23. The learned Single Judge seems to have not only overlooked certain relevant material but by adopting a negative approach had belittled the relevance and importance of several vital and important factual aspects brought on record. If on the facts proved, the findings recorded by the Tribunal are justified and could not be considered to be based upon `no evidence, there is no justification for the High Court in exercising writ jurisdiction to interfere with the same. The promoters of the canteen being permanent employees in the service of the Bank, permitted to run the canteen, by merely being in control of the day-to-day affairs of the canteen, the Bank cannot absolve of its liabilities when it was really using the canteen management as its instrumentality and agent. The cloak apart, the `voice definitely is that of Jacobs.

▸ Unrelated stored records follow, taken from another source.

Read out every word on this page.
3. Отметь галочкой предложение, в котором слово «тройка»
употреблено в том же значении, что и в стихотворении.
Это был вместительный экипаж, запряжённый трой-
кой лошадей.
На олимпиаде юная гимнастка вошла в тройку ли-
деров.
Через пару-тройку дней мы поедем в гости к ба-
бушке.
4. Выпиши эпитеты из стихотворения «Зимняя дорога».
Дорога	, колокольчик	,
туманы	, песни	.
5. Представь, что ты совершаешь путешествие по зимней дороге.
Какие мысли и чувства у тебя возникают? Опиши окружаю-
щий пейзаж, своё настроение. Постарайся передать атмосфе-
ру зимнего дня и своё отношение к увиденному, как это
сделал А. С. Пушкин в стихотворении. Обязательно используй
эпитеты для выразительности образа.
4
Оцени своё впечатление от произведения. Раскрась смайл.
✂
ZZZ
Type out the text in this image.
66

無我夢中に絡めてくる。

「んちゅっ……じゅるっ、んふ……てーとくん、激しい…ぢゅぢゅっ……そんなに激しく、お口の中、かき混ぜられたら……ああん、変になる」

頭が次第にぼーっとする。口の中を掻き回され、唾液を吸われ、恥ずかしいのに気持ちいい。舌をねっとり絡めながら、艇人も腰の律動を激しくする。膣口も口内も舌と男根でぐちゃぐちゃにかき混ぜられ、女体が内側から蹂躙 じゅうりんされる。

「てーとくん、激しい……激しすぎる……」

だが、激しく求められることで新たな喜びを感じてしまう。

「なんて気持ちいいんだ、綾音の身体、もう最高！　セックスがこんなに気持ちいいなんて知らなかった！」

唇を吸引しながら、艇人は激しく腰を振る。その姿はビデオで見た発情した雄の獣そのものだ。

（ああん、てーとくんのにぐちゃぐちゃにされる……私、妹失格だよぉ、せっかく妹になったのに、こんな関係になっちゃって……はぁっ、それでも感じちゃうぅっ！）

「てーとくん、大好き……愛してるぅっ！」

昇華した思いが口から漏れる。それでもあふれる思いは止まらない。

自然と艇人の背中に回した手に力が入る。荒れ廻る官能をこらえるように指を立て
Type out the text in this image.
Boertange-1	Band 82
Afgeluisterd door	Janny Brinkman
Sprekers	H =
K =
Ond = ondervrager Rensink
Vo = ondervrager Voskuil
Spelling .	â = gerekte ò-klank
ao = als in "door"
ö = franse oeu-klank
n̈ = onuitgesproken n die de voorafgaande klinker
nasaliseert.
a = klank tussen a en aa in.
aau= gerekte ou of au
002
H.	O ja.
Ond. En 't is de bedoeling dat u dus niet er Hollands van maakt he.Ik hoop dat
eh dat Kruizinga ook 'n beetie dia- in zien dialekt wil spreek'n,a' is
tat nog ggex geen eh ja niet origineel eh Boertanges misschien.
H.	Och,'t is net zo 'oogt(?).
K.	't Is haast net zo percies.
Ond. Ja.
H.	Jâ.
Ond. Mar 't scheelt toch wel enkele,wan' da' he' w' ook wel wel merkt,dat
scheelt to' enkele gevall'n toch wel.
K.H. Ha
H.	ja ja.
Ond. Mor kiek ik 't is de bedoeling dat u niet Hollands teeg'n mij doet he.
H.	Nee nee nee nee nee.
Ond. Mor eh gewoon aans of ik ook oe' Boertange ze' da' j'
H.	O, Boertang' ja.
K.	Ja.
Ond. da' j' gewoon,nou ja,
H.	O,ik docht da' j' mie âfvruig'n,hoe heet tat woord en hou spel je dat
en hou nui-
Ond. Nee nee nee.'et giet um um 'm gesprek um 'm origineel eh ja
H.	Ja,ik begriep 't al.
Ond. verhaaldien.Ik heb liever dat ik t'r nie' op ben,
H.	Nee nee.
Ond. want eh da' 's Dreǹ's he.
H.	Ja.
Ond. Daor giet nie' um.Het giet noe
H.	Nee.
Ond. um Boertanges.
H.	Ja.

84. In view of what has been found by the learned Tribunal the details of which have been mentioned herein above by me, it is evident that despite statutory liability of running a canteen for the benefit of its employees being cast under Section 46 upon the petitioner, and despite various detailed provisions made under Rule 68 of the Rules of 1950, there were other liabilities incurred by the NTPC besides these statutory duties, which would not have been otherwise incurred, had the management of NTPC not been in actual and complete effective control over the running of the canteen. Such facilities like provision of housing accommodation, medical facilities providing transport facilities, buying provisions and giving initial working capital of Rs. 1,40,000/- and exercising control over duty allocation, leave permission and disciplinary action over the canteen employees rendered the NTPC liable. It does make out a case for respondent nos. 4 to 47 to be treated as in actual employment of the petitioner, the Award impugned therefore needs no interference and the writ petition is hence dismissed. No order as to costs.